On Thu, Feb 7, 2013 at 5:57 PM, Marcus Sorensen <shadow...@gmail.com> wrote:
> On Feb 7, 2013 6:57 PM, "Marcus Sorensen" <shadow...@gmail.com> wrote:
>>
>> My point is that the vote was framed such that if you vote +1 then you 1)
>> don't trust people 2) want to be like the soviet union and take away
>> people's freedom. It just seems a bit unfair to start a vote that way.
>>
>> I get that someone might feel like enforcing that list conversations say
>> on list seems a bit nanny-ish. But hopefully it doesn't offend people too
>> much that they have to follow someone else's rules any time they choose to
>> work in a community, frequent a business, visit someone else's home, etc.
>> "Taking away my freedom of choice" just doesn't seem like a valid complaint
>> in a setting like this.

If you see the first sentence of that paragraph, I am targeting the
saying that the new way would "encourage the offline discussion."

I didn't say if you vote +1, you didn't trust people.

I said, if you vote "+1" because you believe the new way is
encouraging the offline discussion and because of this you vote "+1",
then you didn't trust people in the community.

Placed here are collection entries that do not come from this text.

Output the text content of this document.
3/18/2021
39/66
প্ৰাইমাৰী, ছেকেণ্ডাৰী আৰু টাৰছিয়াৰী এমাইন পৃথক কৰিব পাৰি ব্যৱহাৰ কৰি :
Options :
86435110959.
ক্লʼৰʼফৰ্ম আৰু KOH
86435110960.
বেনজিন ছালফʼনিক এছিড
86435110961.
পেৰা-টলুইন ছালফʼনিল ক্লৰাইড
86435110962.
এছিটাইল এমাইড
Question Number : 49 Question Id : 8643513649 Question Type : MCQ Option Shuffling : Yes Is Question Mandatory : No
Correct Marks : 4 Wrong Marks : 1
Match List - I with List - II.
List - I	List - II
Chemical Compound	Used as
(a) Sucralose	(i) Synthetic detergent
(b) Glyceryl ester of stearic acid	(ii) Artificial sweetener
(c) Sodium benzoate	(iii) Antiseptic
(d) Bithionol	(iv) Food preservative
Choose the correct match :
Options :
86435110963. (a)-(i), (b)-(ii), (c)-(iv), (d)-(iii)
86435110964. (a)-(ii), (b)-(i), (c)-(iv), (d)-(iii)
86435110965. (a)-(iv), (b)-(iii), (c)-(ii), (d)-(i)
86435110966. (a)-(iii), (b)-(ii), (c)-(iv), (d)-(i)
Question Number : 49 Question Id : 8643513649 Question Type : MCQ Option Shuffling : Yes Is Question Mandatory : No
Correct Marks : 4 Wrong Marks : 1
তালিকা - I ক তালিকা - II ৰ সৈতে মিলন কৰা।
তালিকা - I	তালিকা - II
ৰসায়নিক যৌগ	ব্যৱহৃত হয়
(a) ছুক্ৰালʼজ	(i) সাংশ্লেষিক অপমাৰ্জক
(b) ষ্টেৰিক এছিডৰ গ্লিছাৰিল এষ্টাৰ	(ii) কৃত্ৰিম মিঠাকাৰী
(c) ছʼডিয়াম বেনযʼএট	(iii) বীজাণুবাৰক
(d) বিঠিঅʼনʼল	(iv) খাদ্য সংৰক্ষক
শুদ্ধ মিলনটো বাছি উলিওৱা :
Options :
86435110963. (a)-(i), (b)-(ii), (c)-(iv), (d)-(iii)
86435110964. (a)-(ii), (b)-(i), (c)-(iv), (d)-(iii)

To me, "encouraging the offline discussion" is completely an invalid
reason, as I said in the paragraph.

The reason matters.

--Sheng

>>
>> On Feb 7, 2013 6:40 PM, "Sheng Yang" <sh...@yasker.org> wrote:
>>>
>>> On Thu, Feb 7, 2013 at 5:11 PM, Marcus Sorensen <shadow...@gmail.com>
>>> wrote:
>>> > Even though I don't feel strongly about this functionality, the way
>>> > the vote itself was presented bothers me. Clearly, if you want an
>>> > email thread to be treated as a public topic that all responses
>>> > automatically stick to, then you're a communist and trying to take
>>> > away people's freedom. Never mind that you can still send private
>>> > emails to someone.
>>>
>>> Sorry, I don't get your point. And I am not a communist.
>>>
>>> --Sheng
>>> >
>>> > I think there are a lot of valid arguments for and against, and for me
>>> > it boils down to the fact that this is an ASF project, and should
>>> > stick to what the ASF has set up, irrespective of what other open
>>> > source projects or lists do. But it seems like a bit of a cheap shot
>>> > to go after the Godwin's law vote.